Data is Plural is a publicly available Google docs spreadsheet created by Jeremy  Singer-Vine and curated by a team of diligent humans. I believe this is one the most extensive, diligent, and well maintained dataset lists available. As new sources of data are identified, they get updated on the spreadsheet with entries from 2015 to the present.

Data & Sons enables people to buy, sell, and share datasets. Data seems to be available at two extremes: free and very expensive. With over 90% of data inaccessible, we thought creating a market would create a more equitable exchange of data leading to increased data accessibility.

Datausa.io does perhaps the best job of data summation and presentation I've seen. There is a lot of information about the USA on here and they do a superb job of providing data driven averages a wide range of things in the US. They also provide many US related datasets for download and a slick shopping cart interface. Nod to Daniel Shorstein for bringing Datausa.io to my attention.

Data.world provides individuals and businesses the ability to collaborate on data science projects with a suite of analytics tools, storage, and professional networking. They also provide a free datasets and other data types. The only issue I have with data.world is that it requires a user account to view and access their datasets.

Google Public Data Datasets from governments around the world. Neat, clean, no fuss, but limited to around 130 sources.

Kaggle is without a doubt the center of the data science universe. Acquired by Google in March, 2017, Kaggle provides data scientists a place to connect, learn, and earn some extra money through their competitions.

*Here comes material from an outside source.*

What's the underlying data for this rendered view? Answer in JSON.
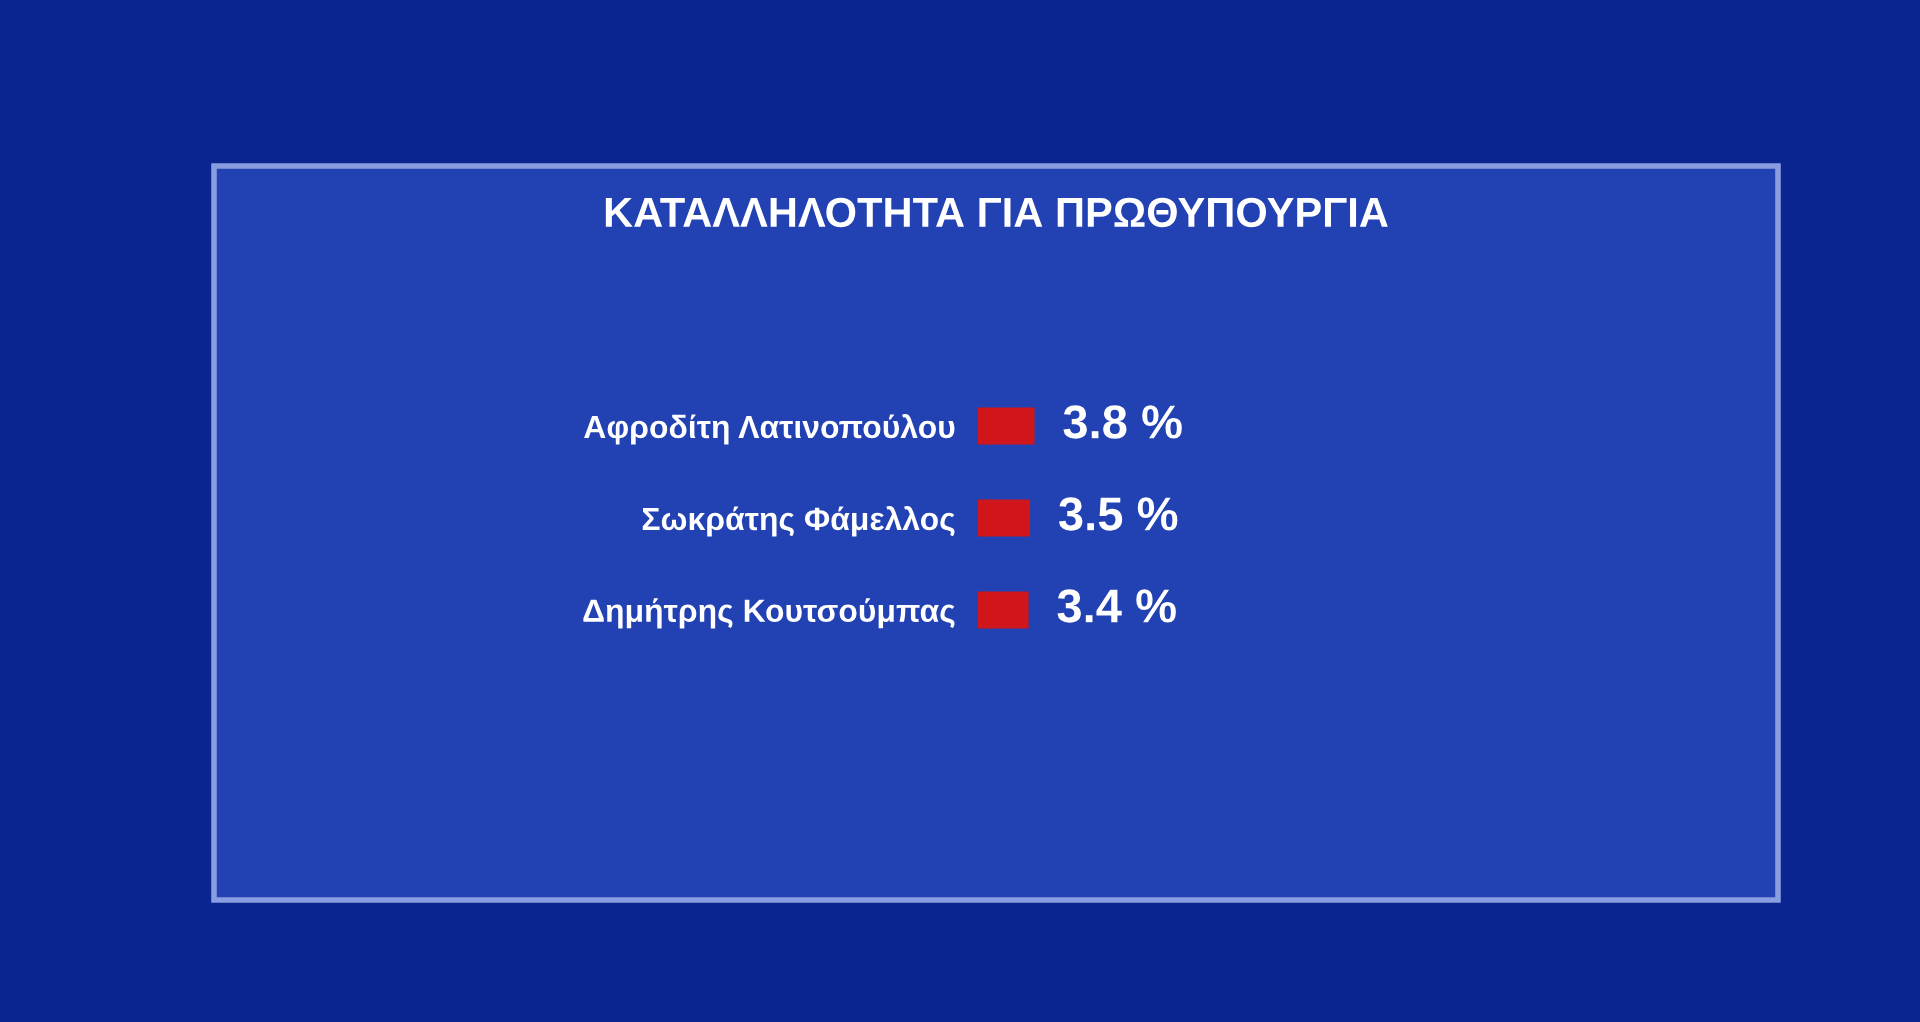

Kaggle also provides perhaps the most extensive lists of free datasets I have come across. Cleanly organized and always interesting to browse, Kaggle has over 5,000 datasets. Based on user profiles, it seems Kaggle has several employees engaged in creating new datasets. I think those Kaggle generated datasets are some of the most interesting and well put together sets you can find for free.

OpenDataSoft might just be the largest and most diverse offering of datasets I have seen with over 9,000 datasets from all over the world. Datasets range from government, busness, and social we see on other lists, but also include some really fun ones like workout data from Apple watches. I was part of a conversation recently on whether English was the language of datasets and you needed to be an English speaker to first get into data science. I was happy to see that there are many datasets in other languages on Open Data Soft and that over 4K of the datasets were in French. Thanks to Nicolas Terpolilli for directing my attention to Open Data Soft.

Socrata has a basic interface searchable by category. Socrata also offers several types of data products including datasets, documents, forms, etc. There is a massive amount of data products on Socrata making it one of the largest sources available. Many of the datasets seem to be from government sources.

ZeMiner  is primarily offers datasets on web sites, traffic, and usage from Amazon, Google, and Facebook. Although they are fairly focused in their data offerings, there is a lot of datasets here that can provide a great deal of insight into a broad range of Internet activities.

Please let me know of any dataset sources I may have missed and I will do my best to keep the list of lists updated!